Snowpack is the snow that accumulates on the ground. When it melts as liquid water, it supplies much of the streamflow in streams and rivers, especially in a mountainous watershed like the Uncompahgre. Snowpack varies considerably over time and space according to local conditions like air temperature, relative humidity, wind, slope, and sun exposure. It is also affected by the characteristics of the snow like reflection (called “albedo”) and density.
Aerial or satellite images of snowpack are interesting to look at, but what do they tell us about the amount of water that snowpack supplies in the hydrologic cycle?
In this satellite image, snowpack is indicated as depth in inches for the central Rockies, including western Colorado. Source: NOAA
What is SWE?
A commonly used indicator of snowpack contribution to runoff and streamflow is the “snow water equivalent” (SWE). This is the amount of water held within the snowpack at a particular location. It consists of the depth of water that results when the snowpack completely melts.
The SWE is very useful in forecasting runoff and streamflow in a watershed. While it can be measured directly in the field at snow telemetry (SNOTEL) sites, it is often calculated from snow depth and bulk density measurements.
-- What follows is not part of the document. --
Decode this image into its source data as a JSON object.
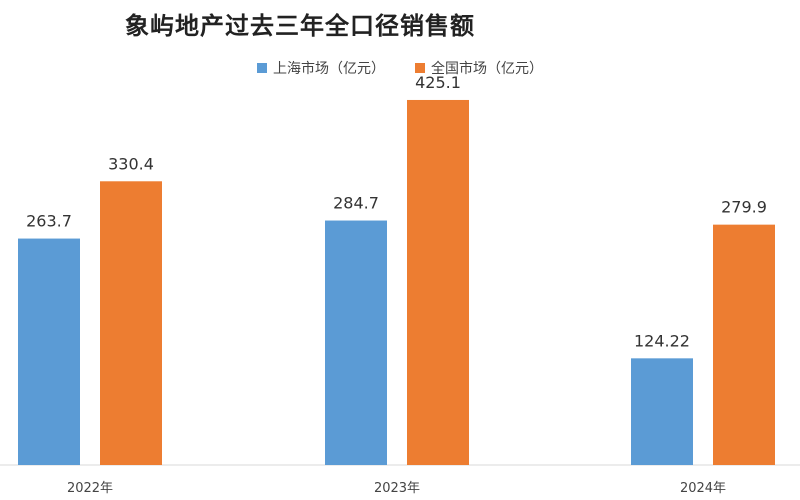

In addition, aircraft-based snow surveys using LiDAR (light detection and ranging) technology provide the snow-depth data that can be used to estimate SWE variability for entire watersheds.
The graph above shows the SWE and snow depth at a SNOTEL location in the mountains near Red Mountain Pass during the 2022 and 2023 water years up until March 1.
As much as 90% of the yearly water supply in the Colorado Rockies is derived from the SWE in the snowpack. Water stored in the snowpack in the winter months is released as the runoff that eventually provides hydropower, irrigation, and drinking water. Changes in SWE can significantly affect agriculture, outdoor recreation, and the likelihood of wildfire activity. That is why it is monitored with increasing interest and accuracy today.